1. Startseite
  2. >
  3. Deutschland & Welt
  4. >
  5. Die Krise ist nicht mehr ganz so schrecklich

ESM-Manager verweist in Magdeburg auf erste Hoffnungsschimmer in Südeuropa Die Krise ist nicht mehr ganz so schrecklich

Von Steffen Honig 30.05.2013, 03:14

Der Euro-Rettungsfonds ESM ist für die meisten ein nebulöses Konstrukt. Am Dienstag erhielt die Behörde in Magdeburg ein Gesicht. Aus Luxemburg war Rolf Strauch vom ESM-Vorstand zu einer Diskussion der Ebert-Stiftung über das Markt-Versagen und die Krisenbewältigung gekommen.

Strauch hat eine hoffnungsvolle Botschaft im Gepäck: Die Eurokrise beginnt ihren Schrecken zu verlieren, bei allen noch bestehenden Risiken und Nachwirkungen. Der Manager, über die Bundesbank und Europäische Zentralbank zum ESM gekommen, tut dies jedoch nicht plakativ kund, sondern anhand von Zahlen und Fakten, die er analysierte. Es zeigte sich, dass auch ein Vortrag im Stil einer BWL-Vorlesung durchaus 200 Gäste fesseln kann, wenn ein Thema - wie die Euro-Rettung - spannend genug ist.

ESM-Manager Strauch verweist darauf, dass die Strategie im Vierklang von Haushaltskonsolidierung, Abstimmung in der Währungsunion, Stärkung des Bankensystems und den Rettungsschirmen Erfolg gezeigt habe. Er vergleicht die Jahreskurven von Leistungsbilanzen und Lohnstückkosten der Krisenländer und Deutschlands, die sich klar annähern würden. Das sei kein schmerzfreier Prozess: "Bei Maßnahmen wie in Griechenland wären die Menschen in Deutschland auch schon auf der Straße. Aber der Effekt ist da." Noch weit entfernt sei Europa jedoch von dem nötigen integrierten Finanzmarkt.

Mit den Mechanismen des Marktes beschäftigt sich Wirtschaftsprofessor Horst Gischer von der Magdeburger Guericke-Universität, ebenfalls als Experte geladen. Für ihn ist nicht die Eurokrise an sich überraschend. "Bedrohlich sind vielmehr die Volumina", meint er.

Hier hakt Volksstimme-Chefredakteur Alois Kösters als Moderator ein und verweist auf "unendliche Milliardenbeträge", die fällig werden würden, wenn doch alles schiefginge. Dazu müsse es eben nicht kommen, betont ESM-Vorstandsmitglied Strauch. Deutschland profitiere derzeit sogar von den niedrigen Zinsen. Die Entwicklung in Griechenland sei in den vergangenen Monaten besser verlaufen als erwartet, eine "Schuldentragfähigkeit" ab 2020 möglich. Über den Berg sei das Land freilich noch nicht.

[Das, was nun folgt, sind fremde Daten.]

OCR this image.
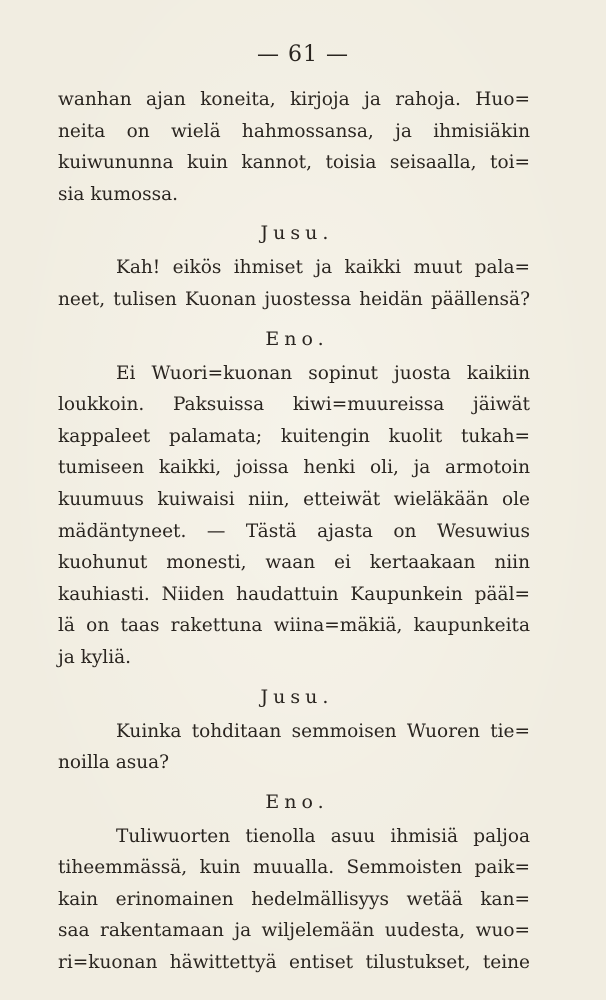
— 61 —
wanhan ajan koneita, kirjoja ja rahoja. Huo=
neita on wielä hahmossansa, ja ihmisiäkin
kuiwununna kuin kannot, toisia seisaalla, toi=
sia kumossa.
Jusu.
Kah! eikös ihmiset ja kaikki muut pala=
neet, tulisen Kuonan juostessa heidän päällensä?
Eno.
Ei Wuori=kuonan sopinut juosta kaikiin
loukkoin. Paksuissa kiwi=muureissa jäiwät
kappaleet palamata; kuitengin kuolit tukah=
tumiseen kaikki, joissa henki oli, ja armotoin
kuumuus kuiwaisi niin, etteiwät wieläkään ole
mädäntyneet. — Tästä ajasta on Wesuwius
kuohunut monesti, waan ei kertaakaan niin
kauhiasti. Niiden haudattuin Kaupunkein pääl=
lä on taas rakettuna wiina=mäkiä, kaupunkeita
ja kyliä.
Jusu.
Kuinka tohditaan semmoisen Wuoren tie=
noilla asua?
Eno.
Tuliwuorten tienolla asuu ihmisiä paljoa
tiheemmässä, kuin muualla. Semmoisten paik=
kain erinomainen hedelmällisyys wetää kan=
saa rakentamaan ja wiljelemään uudesta, wuo=
ri=kuonan häwittettyä entiset tilustukset, teine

Für Strauch ist ein nächster wichtiger Schritt zur Konsolidierung des europäischen Finanzwesens die Schaffung einer Bankenunion. Professor Gischer hat aber gelinde Zweifel, dass sich gerade bei den Banken etwas wesentliches ändern werde. Trotz aller Absichtserklärungen der G-20-Staaten sei seit Ausbruch der Finanzkrise nichts passiert, moniert der Ökonom. Für ihn ist klar: "Da müssen wir ran." Strauch widerspricht: "Wir haben unsere Unterstützung für die minutiösen Umstellungspläne gegeben, zum Beispiel bei spanischen Banken in drei Stufen."

Gischer bleibt dabei: Gegen zu große Bankinstitute mit ihrem Krisenrisiko bei einer Pleite müsse "rigoros" vorgegangen werden. Die geplante Bankenaufsicht ist ihm auch nicht geheuer. Er hält sie für einen "bürokratischen Moloch", der vielleicht für die Branchengrößen wichtig sei, die mittelständischen Geldinstitute aber nur mit Bergen von Papier überschütten werde. Das sieht ESM-Manager Strauch anders: Für ihn heißt Bankenaufsicht vor allem klare Regeln, die für alle gelten.

Mit der großzügigen Auslegung des Euro-Stabilitätspaktes im Sinne Frankreichs hat der Banker hingegen kein Problem. Strauch: "Nicht jede Flexibilität ist zu verteufeln." Sonst hätte auch Deutschland bestraft werden müssen, als es in Vorkrisenzeiten die Drei-Prozent-Hürde riss. Es blieb beim Tadel.